ABOUT ORGANOX
OrganOx is a commercial stage organ technology company dedicated to developing technologies to improve outcomes for patients with acute or chronic organ failure. The company was established as a spin out of the University of Oxford in 2008 and is now part of the Terumo Group. OrganOx is a pioneer in normothermic machine perfusion (NMP). It's flagship platform, the metra®, is available for use in the U.S., Europe, Canada, and Australia. It has been utilized in over 7,000 liver transplants to date to keep donor livers in a metabolically active state outside the body enabling longer preservation times and functional assessment of the organ prior to transplant, leading to an increased number of organs available for transplant.

Position Summary
We are seeking a highly skilled and motivated Technology Transfer Engineer to execute the Operational elements required to successful deliver company change projects. This will involve Creation of Change Controls (CC) and the presentation at the CC Review Board, driving and completing CC activities and ensuring successful roll out of the changes within the company. This will be achieved by performing seamless updates to production processes & documentation whilst ensuring regulatory compliance leading to full continuity of supply. The ideal candidate will have a strong background in project management, change management, medical device manufacturing, and cross-functional collaboration (between internal teams and external partners) which will deliver results on time and within scope.

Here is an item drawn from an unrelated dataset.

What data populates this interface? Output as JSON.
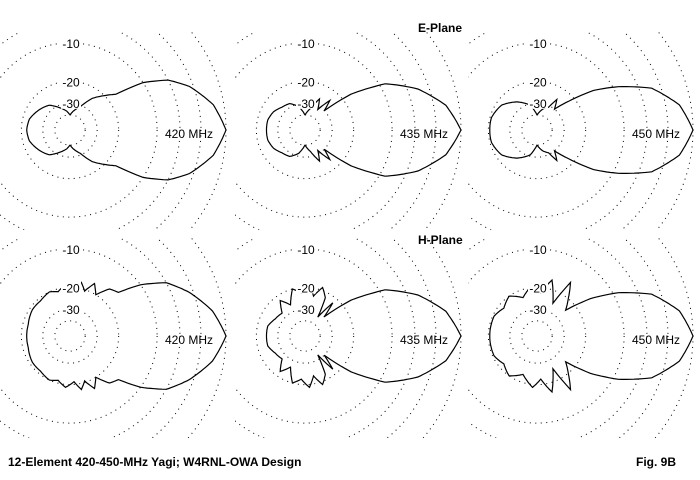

Location: Oxford (On-site with flexibility)

Major Responsibilities

• Ensure any changes required by any company department have a complete and robust “Roll Out” architecture in place so the change is successfully delivered.
• Deliver on the end-to-end project management of the change, including planning, execution, risk management, and reporting.
• Ensure all change related process validations, equipment qualifications, and method changes are completed in accordance with regulatory and quality standards.
• Creating and reviewing Specifications, Standard Operating Procedures and Work Instructions, working closely with the Quality department to ensure compliance with relevant medical device regulations.
• Executing validation and qualification protocols for production and test equipment, along with relevant processes used in manufacturing and servicing.
• Assisting with Root Cause Analysis investigations and any resulting CAPA.
• Support with risk assessments, mitigation strategies, and issue resolution throughout the project lifecycle.
• Provide regular updates on project status, risks, and mitigation strategies.
• Ensure all activities align with applicable regulatory standards (e.g., FDA, ISO 13485, MDR).
• Support regulatory submissions and documentation related to the change.
• Collaborate with Quality Assurance to ensure that quality systems and documentation are appropriately updated.
• Actively contributing towards the sites Health, Safety, Environmental and Sustainability requirements and targets.

Skills and Experience

• Proven experience in Project & Change Management in the medical device or life sciences industry.
• Experience working with QMS / Change Control frameworks desirable.
• Good working knowledge of the Safety, Quality and Regulatory Standards applicable (ISO 14971, IEC 60601, ISO 13485 etc) to manufacture of medical devices.
• Familiar in project management tools (e.g, MS Project, Smartsheet, or equivalent).
• Experience with process change, validation, equipment qualification, and method transfer.
• Familiarity with risk management tools such as FMEA and control plans.
• Willing and able to travel outside UK on occasion (less than 10% of time).

Qualifications

• A degree/equivalent qualification (in process, manufacturing, mechanical, biomedical or other relevant discipline) or experience in the medical device industry.
• Good working knowledge or qualifications in process design and improvement methodologies such as Lean or Six Sigma (Green Belt desirable).

Benefits
At OrganOx, we value innovation, evidence, integrity, teamwork, respect, and passion. We offer competitive compensation and comprehensive benefits, including healthcare and retirement plans. We support work-life balance and provide opportunities for ongoing professional development.

We are an equal opportunity employer, and all qualified applicants will receive consideration for employment without regard to age, disability, gender reassignment, marriage and civil partnership, pregnancy and maternity, race, religion or belief, sex, sexual orientation race, or any other characteristics protected by law.